Taxation methods (not just levels) are key to competitiveness. China alters its VAT tax structure – both on the taxation and export rebate sides – every month on different sectors in pursuit of its economic strategy. If the apparatchiks want to export more of a product, they increase the VAT rebates. If they want to keep more of a product in the country, like a commodity so they can add value to export it in a different form, then they decrease the VAT rebate on that product. China uses tax as a nimble competitiveness weapon.
Our country can hardly even contemplate a debate that integrates taxation and trade. We just talk high or low taxes. It is a neanderthal debate. People get emotional with knee jerk reactions before you finish the first sentence. The logic portion of the brain simply never engages.
Let the debate on smart taxes begin.




Thumbs up to this idea. I’ve had this same thought for awhile now and I do not see any better way to fix the economic problems we are facing here in the USA.
Why was he not espousing these things when he was in a position to effect change? When will the influences of the Clinton administration be purged, and new inputs from domesticccc, manufacturing oriented advisors.
Like most economists, Orszag does not frame the advantage as putting funds in the hands of workers and families. And Brian O Shaunessy’s suggestion is a great idea to support the President’s madical cost revisions.
Is Orszag serious — a hidden tax? The problem with VAT is that a politician only has to risk it once — it gets to be a buried issues once it’s a “fact.” So you get one bite of inflation through a VAT — a tax “hike that is not a tax hike ” What a sham!!
I may be missing something here but a VAT is a horrendously bad idea. It is a very regressive tax burdening those who can afford it least. Yes, we need to revamp the tax code stripping out almost all tax deductions (maybe only leaving charitable contributions), lower the marginal tax rates (after removing the myriad of deductions that only those who can afford a tax lawyer can get) and drastically lower the revenue needed by federal government (by getting the federal government out of local issues and reducing, if not eliminating, federally subsidized entitlements). If we would let the system work as the founders designed it, it will work. Socialism does not work…………

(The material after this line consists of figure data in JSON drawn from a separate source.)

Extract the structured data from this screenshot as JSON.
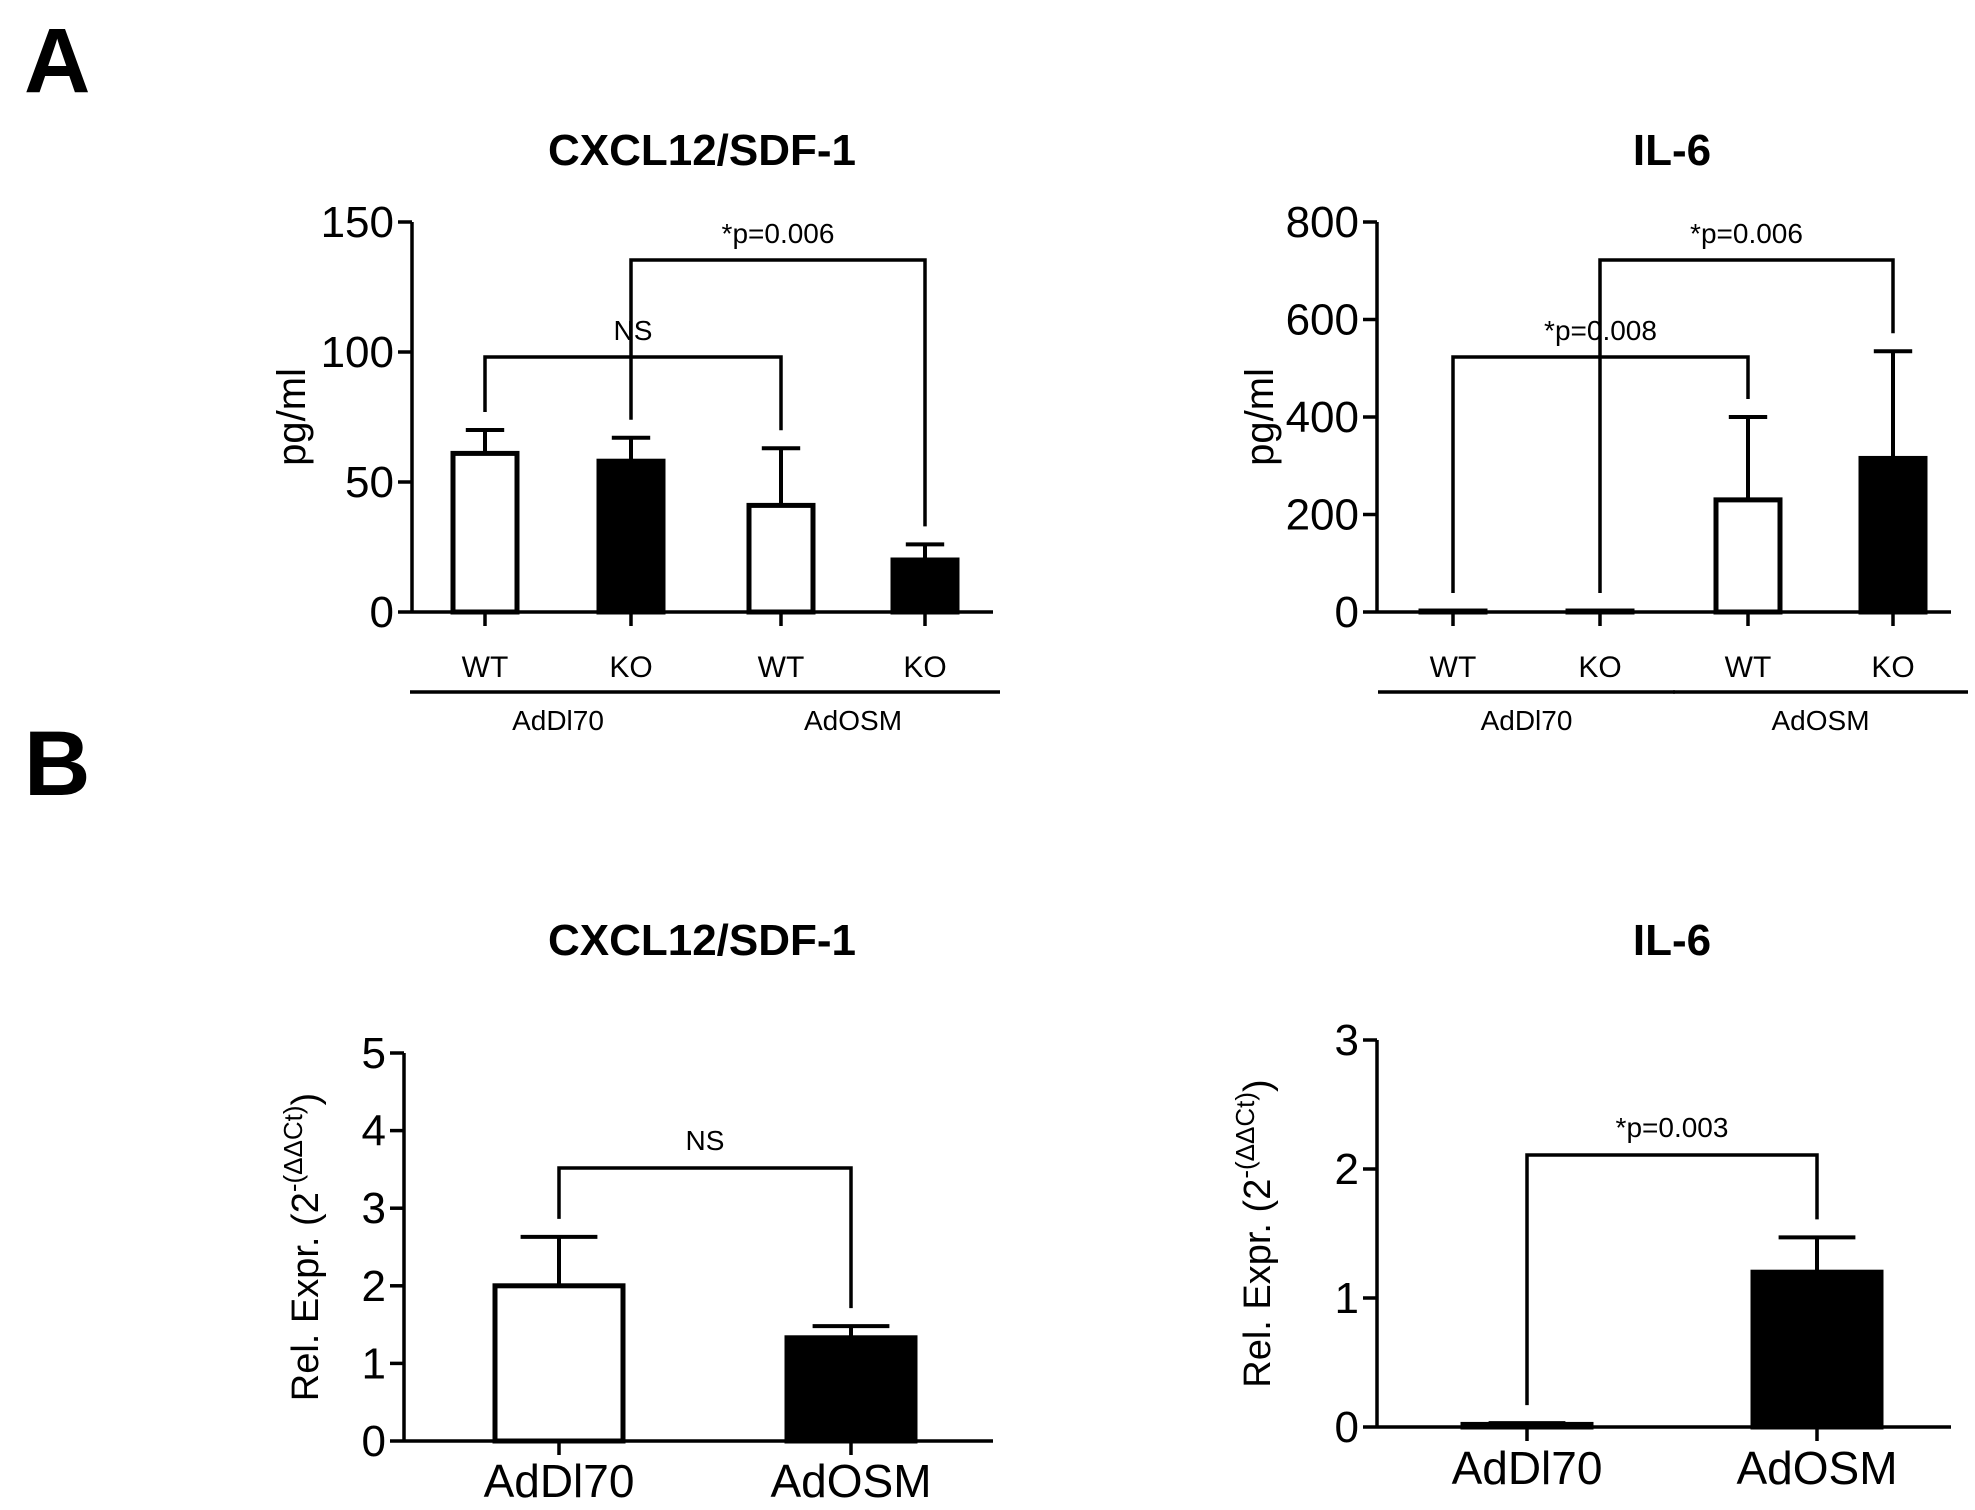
{
  "panels": {
    "a": "A",
    "b": "B"
  },
  "colors": {
    "bar_fill_open": "#ffffff",
    "bar_fill_solid": "#000000",
    "stroke": "#000000"
  },
  "chart_data": [
    {
      "type": "bar",
      "panel": "A",
      "title": "CXCL12/SDF-1",
      "ylabel": "pg/ml",
      "ylim": [
        0,
        150
      ],
      "yticks": [
        0,
        50,
        100,
        150
      ],
      "categories": [
        "WT",
        "KO",
        "WT",
        "KO"
      ],
      "groups": [
        {
          "label": "AdDl70",
          "categories": [
            0,
            1
          ]
        },
        {
          "label": "AdOSM",
          "categories": [
            2,
            3
          ]
        }
      ],
      "values": [
        61,
        58,
        41,
        20
      ],
      "errors": [
        9,
        9,
        22,
        6
      ],
      "fills": [
        "open",
        "solid",
        "open",
        "solid"
      ],
      "annotations": [
        {
          "text": "NS",
          "from": 0,
          "to": 2
        },
        {
          "text": "*p=0.006",
          "from": 1,
          "to": 3
        }
      ]
    },
    {
      "type": "bar",
      "panel": "A",
      "title": "IL-6",
      "ylabel": "pg/ml",
      "ylim": [
        0,
        800
      ],
      "yticks": [
        0,
        200,
        400,
        600,
        800
      ],
      "categories": [
        "WT",
        "KO",
        "WT",
        "KO"
      ],
      "groups": [
        {
          "label": "AdDl70",
          "categories": [
            0,
            1
          ]
        },
        {
          "label": "AdOSM",
          "categories": [
            2,
            3
          ]
        }
      ],
      "values": [
        2,
        2,
        230,
        315
      ],
      "errors": [
        0,
        0,
        170,
        220
      ],
      "fills": [
        "open",
        "solid",
        "open",
        "solid"
      ],
      "annotations": [
        {
          "text": "*p=0.008",
          "from": 0,
          "to": 2
        },
        {
          "text": "*p=0.006",
          "from": 1,
          "to": 3
        }
      ]
    },
    {
      "type": "bar",
      "panel": "B",
      "title": "CXCL12/SDF-1",
      "ylabel": "Rel. Expr. (2",
      "ylabel_sup": "-(ΔΔCt)",
      "ylabel_end": ")",
      "ylim": [
        0,
        5
      ],
      "yticks": [
        0,
        1,
        2,
        3,
        4,
        5
      ],
      "categories": [
        "AdDl70",
        "AdOSM"
      ],
      "values": [
        2.0,
        1.33
      ],
      "errors": [
        0.63,
        0.15
      ],
      "fills": [
        "open",
        "solid"
      ],
      "annotations": [
        {
          "text": "NS",
          "from": 0,
          "to": 1
        }
      ]
    },
    {
      "type": "bar",
      "panel": "B",
      "title": "IL-6",
      "ylabel": "Rel. Expr. (2",
      "ylabel_sup": "-(ΔΔCt)",
      "ylabel_end": ")",
      "ylim": [
        0,
        3
      ],
      "yticks": [
        0,
        1,
        2,
        3
      ],
      "categories": [
        "AdDl70",
        "AdOSM"
      ],
      "values": [
        0.02,
        1.2
      ],
      "errors": [
        0.01,
        0.27
      ],
      "fills": [
        "solid",
        "solid"
      ],
      "annotations": [
        {
          "text": "*p=0.003",
          "from": 0,
          "to": 1
        }
      ]
    }
  ]
}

VAT is a bad idea, most importantly that, when we have a structural gap between demand for goods and services and supply, we think we can make things better by making everything more costly. Clearly a losing proposition.

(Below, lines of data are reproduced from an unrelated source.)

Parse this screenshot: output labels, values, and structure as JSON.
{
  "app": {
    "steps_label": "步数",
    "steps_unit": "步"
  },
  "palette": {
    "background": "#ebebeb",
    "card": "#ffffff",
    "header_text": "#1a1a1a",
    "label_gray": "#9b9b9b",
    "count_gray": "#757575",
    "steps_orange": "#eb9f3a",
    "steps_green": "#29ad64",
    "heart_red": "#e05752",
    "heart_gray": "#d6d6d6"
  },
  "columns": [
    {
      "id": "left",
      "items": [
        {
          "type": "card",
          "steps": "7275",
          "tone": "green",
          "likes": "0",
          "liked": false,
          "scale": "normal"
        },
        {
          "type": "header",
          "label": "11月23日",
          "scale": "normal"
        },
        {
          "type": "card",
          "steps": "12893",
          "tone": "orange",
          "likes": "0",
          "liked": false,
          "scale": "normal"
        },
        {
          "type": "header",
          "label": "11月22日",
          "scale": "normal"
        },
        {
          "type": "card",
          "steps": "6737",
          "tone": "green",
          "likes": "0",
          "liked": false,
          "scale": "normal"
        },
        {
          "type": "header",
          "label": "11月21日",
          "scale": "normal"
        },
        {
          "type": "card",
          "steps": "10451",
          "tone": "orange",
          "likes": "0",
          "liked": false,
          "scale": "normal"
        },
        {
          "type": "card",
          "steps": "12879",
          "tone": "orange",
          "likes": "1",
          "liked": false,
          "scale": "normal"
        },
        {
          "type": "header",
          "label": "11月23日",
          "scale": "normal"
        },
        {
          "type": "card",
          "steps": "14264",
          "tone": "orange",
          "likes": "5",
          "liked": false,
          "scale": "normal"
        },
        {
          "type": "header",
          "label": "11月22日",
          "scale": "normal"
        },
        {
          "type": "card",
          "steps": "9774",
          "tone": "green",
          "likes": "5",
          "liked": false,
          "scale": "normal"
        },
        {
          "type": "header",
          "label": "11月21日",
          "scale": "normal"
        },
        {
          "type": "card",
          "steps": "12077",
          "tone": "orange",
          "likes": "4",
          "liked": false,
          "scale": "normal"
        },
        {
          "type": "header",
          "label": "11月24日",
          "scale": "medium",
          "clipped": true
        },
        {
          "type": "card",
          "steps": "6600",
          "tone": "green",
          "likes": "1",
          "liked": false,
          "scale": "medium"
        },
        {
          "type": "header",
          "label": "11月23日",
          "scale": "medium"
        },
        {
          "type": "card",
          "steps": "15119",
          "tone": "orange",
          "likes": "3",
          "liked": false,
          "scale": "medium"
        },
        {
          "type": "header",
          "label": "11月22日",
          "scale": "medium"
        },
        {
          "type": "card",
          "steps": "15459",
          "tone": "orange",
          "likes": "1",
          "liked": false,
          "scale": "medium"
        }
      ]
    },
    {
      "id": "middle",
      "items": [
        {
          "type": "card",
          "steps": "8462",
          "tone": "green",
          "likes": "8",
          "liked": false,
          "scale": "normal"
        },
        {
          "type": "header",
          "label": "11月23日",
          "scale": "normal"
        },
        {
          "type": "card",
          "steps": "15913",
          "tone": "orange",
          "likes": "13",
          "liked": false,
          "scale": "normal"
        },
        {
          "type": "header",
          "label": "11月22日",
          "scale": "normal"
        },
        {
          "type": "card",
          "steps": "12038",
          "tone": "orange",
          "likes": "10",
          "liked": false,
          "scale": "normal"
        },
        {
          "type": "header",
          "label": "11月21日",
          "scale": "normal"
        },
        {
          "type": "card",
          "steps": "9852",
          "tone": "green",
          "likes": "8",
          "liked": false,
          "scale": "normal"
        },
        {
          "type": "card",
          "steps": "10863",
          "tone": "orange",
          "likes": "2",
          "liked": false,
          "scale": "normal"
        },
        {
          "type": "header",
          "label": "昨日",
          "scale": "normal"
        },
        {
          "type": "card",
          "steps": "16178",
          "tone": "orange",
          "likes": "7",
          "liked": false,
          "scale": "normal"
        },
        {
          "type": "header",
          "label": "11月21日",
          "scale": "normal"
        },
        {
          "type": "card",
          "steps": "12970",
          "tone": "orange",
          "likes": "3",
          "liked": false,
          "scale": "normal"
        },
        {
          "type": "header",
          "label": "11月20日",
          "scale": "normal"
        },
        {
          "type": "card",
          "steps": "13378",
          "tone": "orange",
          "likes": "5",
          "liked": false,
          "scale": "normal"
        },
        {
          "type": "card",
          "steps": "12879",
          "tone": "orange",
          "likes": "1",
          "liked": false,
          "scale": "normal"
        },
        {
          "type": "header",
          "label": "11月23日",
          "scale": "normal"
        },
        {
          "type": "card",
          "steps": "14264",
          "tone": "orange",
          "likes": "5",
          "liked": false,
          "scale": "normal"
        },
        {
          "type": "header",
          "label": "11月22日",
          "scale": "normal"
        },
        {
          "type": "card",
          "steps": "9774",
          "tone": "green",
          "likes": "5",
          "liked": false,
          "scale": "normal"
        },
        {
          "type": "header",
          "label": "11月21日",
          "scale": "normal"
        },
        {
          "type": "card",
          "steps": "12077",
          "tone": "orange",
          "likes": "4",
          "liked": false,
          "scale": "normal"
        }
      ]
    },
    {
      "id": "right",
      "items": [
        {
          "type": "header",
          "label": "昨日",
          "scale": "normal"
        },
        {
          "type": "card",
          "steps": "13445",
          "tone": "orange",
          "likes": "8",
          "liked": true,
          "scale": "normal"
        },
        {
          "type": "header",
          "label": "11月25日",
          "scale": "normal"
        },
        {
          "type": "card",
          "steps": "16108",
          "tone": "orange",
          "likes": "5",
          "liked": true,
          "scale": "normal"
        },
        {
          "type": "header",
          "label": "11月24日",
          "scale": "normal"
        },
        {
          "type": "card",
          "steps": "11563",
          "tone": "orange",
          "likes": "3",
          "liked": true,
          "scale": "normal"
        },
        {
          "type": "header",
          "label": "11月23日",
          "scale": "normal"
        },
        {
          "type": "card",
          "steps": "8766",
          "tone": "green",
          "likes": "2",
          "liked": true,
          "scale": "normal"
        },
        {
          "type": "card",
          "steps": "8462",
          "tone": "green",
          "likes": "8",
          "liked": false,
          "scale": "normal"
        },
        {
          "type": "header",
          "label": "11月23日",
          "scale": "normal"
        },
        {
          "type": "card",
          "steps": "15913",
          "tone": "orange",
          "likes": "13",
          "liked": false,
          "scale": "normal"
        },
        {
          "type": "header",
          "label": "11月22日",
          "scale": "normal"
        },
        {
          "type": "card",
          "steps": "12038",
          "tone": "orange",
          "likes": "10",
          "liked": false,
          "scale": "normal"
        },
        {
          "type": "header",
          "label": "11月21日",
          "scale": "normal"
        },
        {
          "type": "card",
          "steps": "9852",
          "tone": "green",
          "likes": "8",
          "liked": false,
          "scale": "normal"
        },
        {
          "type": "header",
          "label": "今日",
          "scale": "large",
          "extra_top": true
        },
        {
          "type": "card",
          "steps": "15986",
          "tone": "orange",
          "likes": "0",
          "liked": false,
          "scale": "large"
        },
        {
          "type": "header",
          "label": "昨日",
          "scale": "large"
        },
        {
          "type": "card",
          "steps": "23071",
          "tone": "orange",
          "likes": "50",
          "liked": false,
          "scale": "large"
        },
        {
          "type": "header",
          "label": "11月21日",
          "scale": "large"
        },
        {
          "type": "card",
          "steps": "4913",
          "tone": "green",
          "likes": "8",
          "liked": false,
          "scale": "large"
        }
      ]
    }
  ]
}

The middle class has already been brought to its knees financially.
In 1970, it took one month of median wages to purchase a year of family healthcare — today it takes 5-6 months.
In 1970, it took two weeks of median wages to purchase a year of in-state tuition — today it is 4-6 months.

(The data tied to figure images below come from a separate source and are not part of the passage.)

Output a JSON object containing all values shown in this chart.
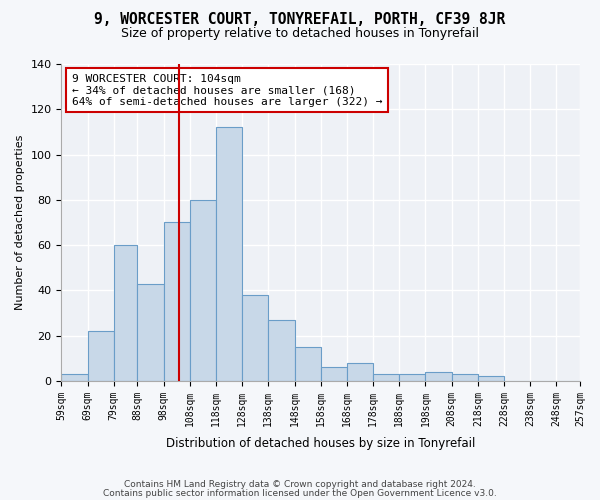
{
  "title": "9, WORCESTER COURT, TONYREFAIL, PORTH, CF39 8JR",
  "subtitle": "Size of property relative to detached houses in Tonyrefail",
  "xlabel": "Distribution of detached houses by size in Tonyrefail",
  "ylabel": "Number of detached properties",
  "bin_edges": [
    59,
    69,
    79,
    88,
    98,
    108,
    118,
    128,
    138,
    148,
    158,
    168,
    178,
    188,
    198,
    208,
    218,
    228,
    238,
    248,
    257
  ],
  "bins_counts": [
    3,
    22,
    60,
    43,
    70,
    80,
    112,
    38,
    27,
    15,
    6,
    8,
    3,
    3,
    4,
    3,
    2,
    0,
    0,
    0
  ],
  "bar_color": "#c8d8e8",
  "bar_edgecolor": "#6a9dc8",
  "property_size": 104,
  "annotation_text": "9 WORCESTER COURT: 104sqm\n← 34% of detached houses are smaller (168)\n64% of semi-detached houses are larger (322) →",
  "vline_color": "#cc0000",
  "box_edgecolor": "#cc0000",
  "ylim": [
    0,
    140
  ],
  "yticks": [
    0,
    20,
    40,
    60,
    80,
    100,
    120,
    140
  ],
  "footer1": "Contains HM Land Registry data © Crown copyright and database right 2024.",
  "footer2": "Contains public sector information licensed under the Open Government Licence v3.0.",
  "fig_bg_color": "#f5f7fa",
  "plot_bg_color": "#eef1f6"
}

If this trend is not reversed, the end of our democracy will not be far behind.
A full VAT that is NOT revenue neatral will never pass Congress and be signed into law.
However, a more modest, revenue neatral plan such as Michael Graetz and Paul Ryan propose could pass and would accomplish what needs to be done without a major tax overhaul.
Good column. Orszag floats the VAT as something we should employ, but bemoans the political impossibility. WRONG! What is needed is analytical discussion and leadership (a champion). But a VAT would be stimulative for the economy and should be defended and marketed with enthusiasm.
The VAT should be introduced as a revenue-neutral replacement for other taxes, ideally the corporate income tax. For reference info on VAT, go to VAT-US.com
We can’t afford to continue destroying our middle class with right wing economic policy.
The simple fact is that we are spending money we don’t have. It’s not a spending problem it’s a revenue problem. With income inequality being so high the rich should start contributing so we can reverse that trend of middle class devastation. A vat would be a good additional source of revenue in addition to removing loop holes for corporations and decreasing the corporate tax rate.